Summary

Snowflake is adding a 99.99% SLA target to its service-level agreement (SLA). Our data shows that our existing SLA, targeting 99.9%, proved to actually be better for customers, so we’re also keeping that SLA. The objective of this change is to remove one potential point of confusion in a very complex topic, make it easier to compare our SLAs to our competitors, and put our money where our mouth is.

Background

Snowflake’s Support Policy defines our SLA to our customers. This document (which only a lawyer could love) provides a very measurable and unambiguous lens on our product, which can be reliably evaluated on a per-customer basis. At a high level, this is defined as no more than 1% query error rate, 99.9% of the time. This ensures reliable operation nearly all of the time, but acknowledges the potential for up to 43 minutes of outage over the course of a month.

Another data warehouse offers an SLA with different parameters, which is no more than a 10% error rate, 99.99% of the time. This permits a relatively high background rate of errors (up to 10%) all of the time, but limits complete outages to about 4 minutes per month.

In both cases, the user is offered usage credits if the SLA is violated. We have data going back several years that allows us to measure the reliability of Snowflake for our customers, and calculate the impact of these different SLA thresholds. We empirically offer more credits to users using our historical 1% error calculation as compared to the 10% error rate at 4 nines (99.99%), and we believe it is the more stringent measure which maps to what our customers actually want: all of their queries to succeed. 

The new SLA

Starting the month of June 2022, Snowflake will commit to a successful query execution SLA of the most demanding of two thresholds:

  • Less than 1% error rate, 99.9% of the time
  • Less than 10% error rate, 99.99% of the time

Primarily, this means we will now also offer our customers credits during months with a single extensive short outage, between 4 and 43 minutes in length, where we returned a very high rate of errors. This outage profile is uncommon for Snowflake. Our data shows that in a given month, if we adopted just the 10% error rate acceptability for 99.99% SLA, customers would experience a decrease in SLA credits of 40%. By adopting the best of both SLAs, customers will see approximately a 24% increase in the number of credits issued. These are not symmetric because almost all outages are currently covered by our existing SLA. This change acknowledges the importance of avoiding those outages, and aligns our incentives with those of our customers to ensure we continue to provide excellent service.

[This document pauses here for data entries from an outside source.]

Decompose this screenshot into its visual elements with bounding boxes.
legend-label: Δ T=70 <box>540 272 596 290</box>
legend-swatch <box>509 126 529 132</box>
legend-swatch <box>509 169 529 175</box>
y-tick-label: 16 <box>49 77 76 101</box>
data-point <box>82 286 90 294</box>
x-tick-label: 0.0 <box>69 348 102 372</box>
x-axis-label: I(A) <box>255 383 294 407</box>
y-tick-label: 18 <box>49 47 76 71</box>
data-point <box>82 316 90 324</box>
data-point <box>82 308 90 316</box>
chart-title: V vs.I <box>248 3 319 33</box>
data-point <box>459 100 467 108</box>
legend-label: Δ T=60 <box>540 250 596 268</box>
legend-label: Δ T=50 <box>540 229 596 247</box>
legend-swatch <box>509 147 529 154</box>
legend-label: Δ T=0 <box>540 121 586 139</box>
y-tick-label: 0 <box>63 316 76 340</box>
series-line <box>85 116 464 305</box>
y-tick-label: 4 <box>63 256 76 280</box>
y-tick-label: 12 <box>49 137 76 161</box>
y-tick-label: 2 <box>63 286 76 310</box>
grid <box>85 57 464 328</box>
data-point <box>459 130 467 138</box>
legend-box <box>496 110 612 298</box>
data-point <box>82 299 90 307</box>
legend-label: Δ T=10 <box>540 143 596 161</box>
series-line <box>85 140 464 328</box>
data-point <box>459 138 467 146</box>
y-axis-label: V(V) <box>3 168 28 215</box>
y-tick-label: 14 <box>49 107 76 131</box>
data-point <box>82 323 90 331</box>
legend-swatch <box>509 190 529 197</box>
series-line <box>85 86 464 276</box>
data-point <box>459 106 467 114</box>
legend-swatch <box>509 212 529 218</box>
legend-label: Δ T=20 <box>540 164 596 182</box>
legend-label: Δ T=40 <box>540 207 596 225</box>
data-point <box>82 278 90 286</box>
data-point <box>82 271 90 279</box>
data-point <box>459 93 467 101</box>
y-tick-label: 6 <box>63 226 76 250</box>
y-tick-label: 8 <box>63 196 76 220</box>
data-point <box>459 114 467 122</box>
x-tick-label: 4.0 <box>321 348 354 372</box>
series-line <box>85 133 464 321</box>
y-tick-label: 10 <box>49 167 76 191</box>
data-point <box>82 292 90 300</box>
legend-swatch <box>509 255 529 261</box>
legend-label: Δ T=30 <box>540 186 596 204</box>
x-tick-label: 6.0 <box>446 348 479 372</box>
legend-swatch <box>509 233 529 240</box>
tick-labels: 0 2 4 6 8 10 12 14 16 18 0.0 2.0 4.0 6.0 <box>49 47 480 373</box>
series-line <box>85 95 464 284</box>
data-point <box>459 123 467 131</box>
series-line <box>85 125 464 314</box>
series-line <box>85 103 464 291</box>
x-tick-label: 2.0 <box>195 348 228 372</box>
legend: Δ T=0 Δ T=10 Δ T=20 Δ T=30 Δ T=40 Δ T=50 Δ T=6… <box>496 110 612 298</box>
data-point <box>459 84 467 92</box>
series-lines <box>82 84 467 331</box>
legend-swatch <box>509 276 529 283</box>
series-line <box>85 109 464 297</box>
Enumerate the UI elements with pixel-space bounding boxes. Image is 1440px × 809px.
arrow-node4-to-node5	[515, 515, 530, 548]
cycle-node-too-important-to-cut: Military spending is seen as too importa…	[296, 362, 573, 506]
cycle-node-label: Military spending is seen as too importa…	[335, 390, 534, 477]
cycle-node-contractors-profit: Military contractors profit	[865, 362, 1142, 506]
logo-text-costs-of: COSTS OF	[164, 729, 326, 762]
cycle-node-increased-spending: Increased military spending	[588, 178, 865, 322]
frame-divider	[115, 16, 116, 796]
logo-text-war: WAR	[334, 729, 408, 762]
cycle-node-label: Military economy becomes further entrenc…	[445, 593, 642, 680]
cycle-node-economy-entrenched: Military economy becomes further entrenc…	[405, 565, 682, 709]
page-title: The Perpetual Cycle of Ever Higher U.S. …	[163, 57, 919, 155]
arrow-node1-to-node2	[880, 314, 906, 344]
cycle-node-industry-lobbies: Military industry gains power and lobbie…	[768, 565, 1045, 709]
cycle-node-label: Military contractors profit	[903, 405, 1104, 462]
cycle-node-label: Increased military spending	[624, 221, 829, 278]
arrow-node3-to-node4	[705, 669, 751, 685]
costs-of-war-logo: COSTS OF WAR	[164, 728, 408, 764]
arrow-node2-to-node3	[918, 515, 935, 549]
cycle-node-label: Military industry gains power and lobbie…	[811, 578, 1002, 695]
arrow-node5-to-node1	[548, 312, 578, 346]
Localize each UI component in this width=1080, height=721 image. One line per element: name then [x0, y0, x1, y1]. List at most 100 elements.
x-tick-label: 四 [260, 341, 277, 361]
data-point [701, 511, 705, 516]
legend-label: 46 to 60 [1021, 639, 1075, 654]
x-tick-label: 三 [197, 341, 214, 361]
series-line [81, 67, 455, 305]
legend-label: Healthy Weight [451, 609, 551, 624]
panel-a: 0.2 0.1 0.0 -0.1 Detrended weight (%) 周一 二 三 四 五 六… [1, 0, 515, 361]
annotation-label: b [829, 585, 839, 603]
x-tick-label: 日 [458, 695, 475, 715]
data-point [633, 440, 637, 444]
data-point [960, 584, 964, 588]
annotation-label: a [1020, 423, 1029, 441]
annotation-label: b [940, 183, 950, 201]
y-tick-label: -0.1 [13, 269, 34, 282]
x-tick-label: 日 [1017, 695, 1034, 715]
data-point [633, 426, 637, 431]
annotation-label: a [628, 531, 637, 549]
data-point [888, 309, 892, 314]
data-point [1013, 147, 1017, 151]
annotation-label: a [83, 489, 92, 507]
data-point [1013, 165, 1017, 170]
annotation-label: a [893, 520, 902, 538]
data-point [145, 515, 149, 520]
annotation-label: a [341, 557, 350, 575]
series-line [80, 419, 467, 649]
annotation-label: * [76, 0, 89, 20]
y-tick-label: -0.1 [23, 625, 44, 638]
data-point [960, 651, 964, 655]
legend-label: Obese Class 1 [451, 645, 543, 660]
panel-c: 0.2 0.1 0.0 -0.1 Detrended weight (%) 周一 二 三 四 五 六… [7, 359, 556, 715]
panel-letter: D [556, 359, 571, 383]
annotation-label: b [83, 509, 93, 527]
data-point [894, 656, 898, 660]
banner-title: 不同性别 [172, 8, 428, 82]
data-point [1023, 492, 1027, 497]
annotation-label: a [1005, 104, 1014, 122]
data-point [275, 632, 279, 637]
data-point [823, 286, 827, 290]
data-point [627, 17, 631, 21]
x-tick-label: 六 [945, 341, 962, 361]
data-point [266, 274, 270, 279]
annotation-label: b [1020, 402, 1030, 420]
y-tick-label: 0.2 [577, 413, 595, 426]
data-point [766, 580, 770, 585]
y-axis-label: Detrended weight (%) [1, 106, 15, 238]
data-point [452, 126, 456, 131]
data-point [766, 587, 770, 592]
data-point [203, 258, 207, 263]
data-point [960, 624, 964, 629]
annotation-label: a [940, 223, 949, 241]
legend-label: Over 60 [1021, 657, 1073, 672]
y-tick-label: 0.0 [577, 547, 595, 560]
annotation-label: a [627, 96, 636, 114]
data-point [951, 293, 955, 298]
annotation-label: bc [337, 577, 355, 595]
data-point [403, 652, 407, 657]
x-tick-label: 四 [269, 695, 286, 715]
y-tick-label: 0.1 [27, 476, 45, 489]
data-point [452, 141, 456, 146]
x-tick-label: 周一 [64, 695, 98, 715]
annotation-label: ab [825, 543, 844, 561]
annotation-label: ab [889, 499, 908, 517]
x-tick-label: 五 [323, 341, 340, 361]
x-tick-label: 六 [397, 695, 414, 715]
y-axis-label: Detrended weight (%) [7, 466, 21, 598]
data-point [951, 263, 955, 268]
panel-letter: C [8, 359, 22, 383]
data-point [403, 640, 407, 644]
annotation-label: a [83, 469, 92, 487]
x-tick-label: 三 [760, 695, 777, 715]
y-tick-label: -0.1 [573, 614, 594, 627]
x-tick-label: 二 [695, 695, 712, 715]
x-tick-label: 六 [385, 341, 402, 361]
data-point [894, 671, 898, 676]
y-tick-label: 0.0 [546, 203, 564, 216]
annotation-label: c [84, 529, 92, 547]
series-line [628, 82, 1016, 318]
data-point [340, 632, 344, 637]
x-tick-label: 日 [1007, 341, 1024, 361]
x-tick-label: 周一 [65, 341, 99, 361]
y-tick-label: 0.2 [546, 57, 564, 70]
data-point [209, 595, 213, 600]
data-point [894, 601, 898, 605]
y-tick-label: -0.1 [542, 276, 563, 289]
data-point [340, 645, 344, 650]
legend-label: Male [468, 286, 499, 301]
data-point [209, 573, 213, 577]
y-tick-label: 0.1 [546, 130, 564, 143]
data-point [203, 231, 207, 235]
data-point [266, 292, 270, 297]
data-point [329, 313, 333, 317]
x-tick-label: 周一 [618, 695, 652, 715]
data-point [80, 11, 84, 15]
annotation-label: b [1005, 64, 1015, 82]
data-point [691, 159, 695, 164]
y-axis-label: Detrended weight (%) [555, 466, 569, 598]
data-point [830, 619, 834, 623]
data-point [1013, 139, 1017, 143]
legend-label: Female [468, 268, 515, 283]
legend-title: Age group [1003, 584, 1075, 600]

Technical minutia for reliability engineers

These industry-standard SLA thresholds are not particularly good measures of user experience.  The underlying service-level indicators (SLIs) focus on query execution, which misses many critical components of the actual user workflow, from client library behaviors to the correct results being served. They also are implicitly dependent upon the user being able to reach and authenticate to Snowflake.

We currently monitor many of these additional dimensions of availability, and incorporate them into our internal service-level objectives (SLOs). When we violate our SLOs we do rigorous internal engineering postmortems to understand why, and when they impact our users we publish external versions of these as a root cause analysis. We aggregate the data from those postmortems by Snowflake deployment, and publish that “availability” data on our Community site. While this aggregate measure does not directly translate into SLA credits, it does give insight into the increasing upward trend of our reliability over time.